If you purchase a floating point library, communications library, etc., be
sure the vendor guarantees reentrancy in all modes.
Since so many
embedded systems execute from ROM, some level of reentrancy is assured. No
matter how hard one tries, it is impossible to
write self modifying code, at least in the ROM space!
Unfortunately,
this breeds a certain complacency. My company sells emulators. Our number
one source of customer support calls comes from
programmers whose code works from ROM, but crashes when executing from the
emulator's internal memory. The problem is always the same -
the user's code inadvertently writes over itself. In ROM, the problem goes
unnoticed. Surely, though, this indicates a more serious
problem. That write should probably have occurred to some data area in RAM,
which is not getting updated. Or, if the write is indeed
spurious, then perhaps some other random setting of the index registers will
cause the write to trash the stack or some other critical
data structure.
Given a halfway
decent CPU it's not too hard to write reentrant code from scratch (decent
stack resources are the biggest requirement),
but I've found that it is almost impossible to make a big impure program reentrant.
Generally these are monsters that relay on heaps of
global variables.
If reentrancy
is needed in only small areas it is sometimes possible to protect the worst
code by disabling interrupts around it. Then, no
ISR can synchronously muck with the critical resources. This may not work
well in a multitasking system.
Unfortunately,
disabling interrupts brings its own problems. Interrupt latency increases,
and in some cases the code could miss interrupts
altogether.
Many years ago
I had to convert an assembly language floating point package to pure code.

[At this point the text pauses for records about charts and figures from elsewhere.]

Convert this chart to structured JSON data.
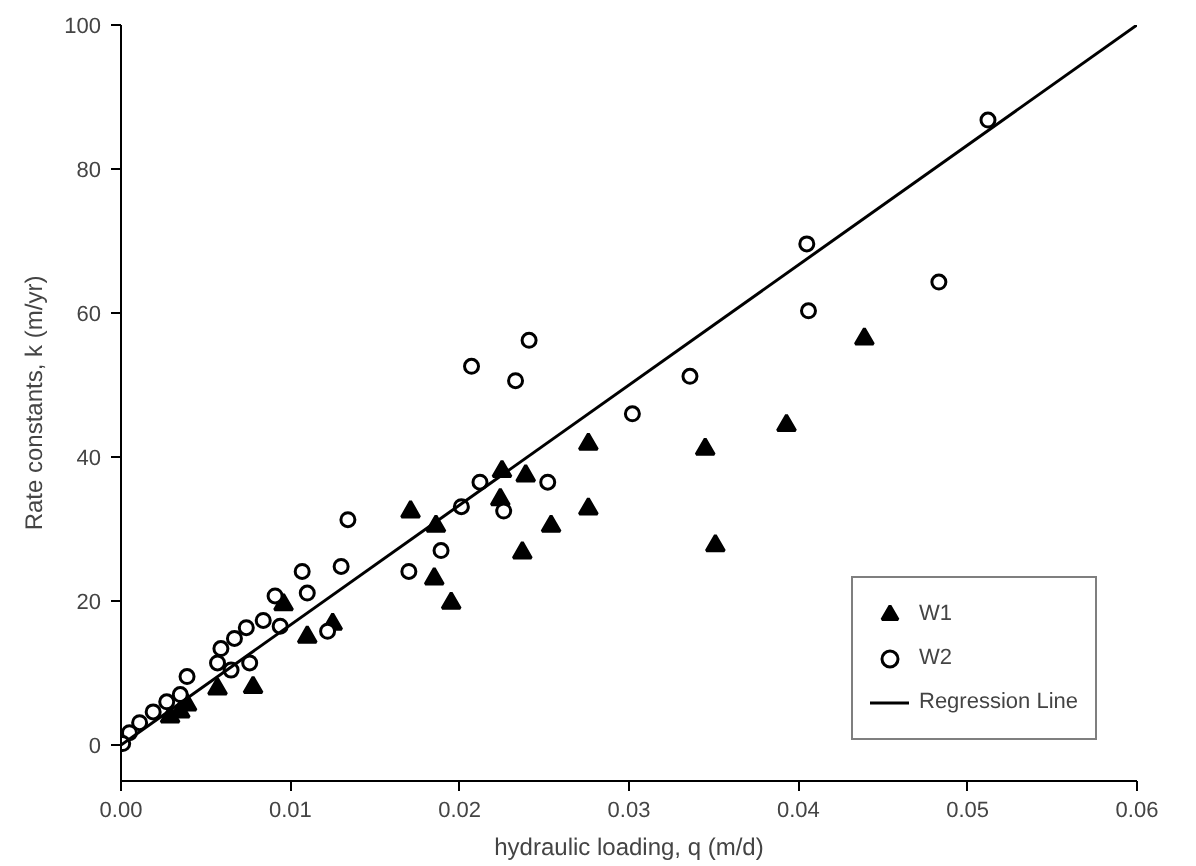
{
  "chart_data": {
    "type": "scatter",
    "xlabel": "hydraulic loading, q (m/d)",
    "ylabel": "Rate constants, k (m/yr)",
    "xlim": [
      0,
      0.06
    ],
    "ylim": [
      -5,
      100
    ],
    "xticks": [
      {
        "value": 0,
        "label": "0.00"
      },
      {
        "value": 0.01,
        "label": "0.01"
      },
      {
        "value": 0.02,
        "label": "0.02"
      },
      {
        "value": 0.03,
        "label": "0.03"
      },
      {
        "value": 0.04,
        "label": "0.04"
      },
      {
        "value": 0.05,
        "label": "0.05"
      },
      {
        "value": 0.06,
        "label": "0.06"
      }
    ],
    "yticks": [
      0,
      20,
      40,
      60,
      80,
      100
    ],
    "grid": false,
    "legend": "bottom right",
    "series": [
      {
        "name": "W1",
        "marker": "triangle",
        "color": "#000000",
        "x": [
          0.0276,
          0.0276,
          0.0254,
          0.0237,
          0.0239,
          0.0225,
          0.0224,
          0.0186,
          0.0171,
          0.0185,
          0.0195,
          0.0125,
          0.011,
          0.0096,
          0.0439,
          0.0393,
          0.0345,
          0.0351,
          0.0057,
          0.0078,
          0.0039,
          0.0035,
          0.0029
        ],
        "values": [
          41.8,
          32.8,
          30.4,
          26.7,
          37.4,
          38.0,
          34.1,
          30.4,
          32.4,
          23.1,
          19.7,
          16.8,
          15.0,
          19.5,
          56.4,
          44.4,
          41.1,
          27.7,
          7.8,
          8.0,
          5.6,
          4.6,
          3.9
        ]
      },
      {
        "name": "W2",
        "marker": "circle",
        "color": "#000000",
        "x": [
          0.0241,
          0.0207,
          0.0233,
          0.0302,
          0.0212,
          0.0252,
          0.0201,
          0.0226,
          0.0189,
          0.017,
          0.0134,
          0.013,
          0.0107,
          0.011,
          0.0091,
          0.0094,
          0.0122,
          0.0512,
          0.0405,
          0.0406,
          0.0483,
          0.0336,
          0.0084,
          0.0074,
          0.0067,
          0.0059,
          0.0076,
          0.0065,
          0.0057,
          0.0039,
          0.0035,
          0.0027,
          0.0019,
          0.0011,
          0.0005,
          0.0001
        ],
        "values": [
          56.2,
          52.6,
          50.6,
          46.0,
          36.5,
          36.5,
          33.1,
          32.5,
          27.0,
          24.1,
          31.3,
          24.8,
          24.1,
          21.1,
          20.7,
          16.5,
          15.8,
          86.8,
          69.6,
          60.3,
          64.3,
          51.2,
          17.3,
          16.3,
          14.8,
          13.4,
          11.4,
          10.4,
          11.4,
          9.5,
          7.0,
          6.0,
          4.6,
          3.1,
          1.7,
          0.2
        ]
      },
      {
        "name": "Regression Line",
        "type": "line",
        "color": "#000000",
        "line_style": "solid",
        "x": [
          0,
          0.06
        ],
        "values": [
          0,
          100
        ]
      }
    ]
  }
}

I tried to shoehorn fixes in, but in the end
found that only a total rewrite cured the problem.
Finding Purity
How do you know
if your code is truly reentrant? No matter how carefully you design a new
project, it is far too easy to inadvertently
slip in the occasional impure data reference. In an upgrade to an old project
the problem is more severe, as you may not be totally
comfortable with the code's structure or the original programmer's intents.
I doubt if there
is a complete test exist for reentrancy. Some partial tests are easy and well
worth the effort.
It's pretty easy
to find code that accidentally (or otherwise) writes over itself. Any decent
emulator lets you catch writes to program
space. When using a ROM monitor, simulator, or the like, regularly run checksums
on the code. If the checksum ever changes (for a
particular version of the code), then something is wrong.
I do global searches
for STATIC declarations in C. STATICS can indicate a potential reentrancy
problem.
In assembly language
routines, any direct reference to a RAM address is cause to examine reentrancy
issues. There is nothing implicitly
wrong with a MOV [COUNT],AX; most of the time this sort of effective address
generation will be fine even in a reentrant routine. Still,
it might be a flag that the code is impure. A sure-fire solution is to store
local variables in the current stack frame.
How can you tell
if a purchased runtime package is reentrant without reading all the code?
One crude approach is to link the program
without the package (stubbing out the called routines), and again with it.
Compare the linker's reported use of data space. A really clean
reentrant package will require no additional RAM beyond the stack and/or heap.